Menurut Windhu, pemerintah Indonesia telah memiliki instrumen pengendalian Covid-19 yang sudah sesuai dengan standar WHO. Instrumen itu dapat digunakan berdasarkan indikator yang telah ditetapkan. Misalnya dalam penentuan kenaikan level PPKM setiap wilayah. Kemudian penggunaan dari aplikasi PeduliLindungi.
Pelaksanaan PPKM
Kendati begitu implementasi penggunaan aplikasi dan pelaksanaan PPKM masih dipertanyakan. Di lapangan kata Windhu, banyak pembiaran yang dilakukan oleh Pemerintah Daerah (Pemda). Seperti halnya penggunaan QR code dalam aplikasi PeduliLindungi di area fasilitas publik. Padahal hal tersebut dapat membantu dalam pengendalian Covid-19.
"Tempat area publik hanya abal-abal aja sekedar formalitas pasang barcode tapi tidak dipindai secara individual dan tidak diawasi oleh petugas. Setelah dipindah tidak dilihat jangan-jangan hitam tetap masuk," ucap dia.

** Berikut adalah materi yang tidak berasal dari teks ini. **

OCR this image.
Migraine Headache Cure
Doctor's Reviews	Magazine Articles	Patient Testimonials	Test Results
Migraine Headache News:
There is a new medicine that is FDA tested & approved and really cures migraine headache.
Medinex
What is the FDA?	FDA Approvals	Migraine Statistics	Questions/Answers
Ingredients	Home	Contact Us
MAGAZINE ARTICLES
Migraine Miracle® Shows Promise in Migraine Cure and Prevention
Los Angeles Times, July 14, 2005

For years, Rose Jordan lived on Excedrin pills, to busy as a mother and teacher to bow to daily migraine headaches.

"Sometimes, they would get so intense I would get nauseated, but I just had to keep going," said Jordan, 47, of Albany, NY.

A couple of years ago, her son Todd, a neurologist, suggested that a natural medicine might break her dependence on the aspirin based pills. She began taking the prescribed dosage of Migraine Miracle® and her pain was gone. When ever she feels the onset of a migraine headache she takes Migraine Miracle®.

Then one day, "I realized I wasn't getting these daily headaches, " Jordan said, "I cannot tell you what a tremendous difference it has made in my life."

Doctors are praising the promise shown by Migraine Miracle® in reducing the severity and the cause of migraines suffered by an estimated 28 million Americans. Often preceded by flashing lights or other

Kemudian mengenai cakupan vaksinasi sebagai pembentukan imunitas warga. Windhu meminta agar setiap wilayah dapat mengejar standar vaksinasi hingga booster. Terutama untuk para lansia dan masyarakat dengan penyakit penyerta. Selain itu peningkatan testing dan tracing juga sangat diperlukan. Meskipun saat ini kedua instrumen tersebut tidak dapat mengejar tingginya kasus di masyarakat.
Windhu optimistis penggunaan instrumen yang benar dapat memberikan rasa aman dan terkendali dalam pengendalian Covid-19. "Kalau semua instrumen kita gunakan dengan bagus, senjata PeduliLindungi kita gunakan sebagai standar, kita relatif bagus dan saya optimis untuk menyelesaikan (pandemi) ini," Windhu menjelaskan.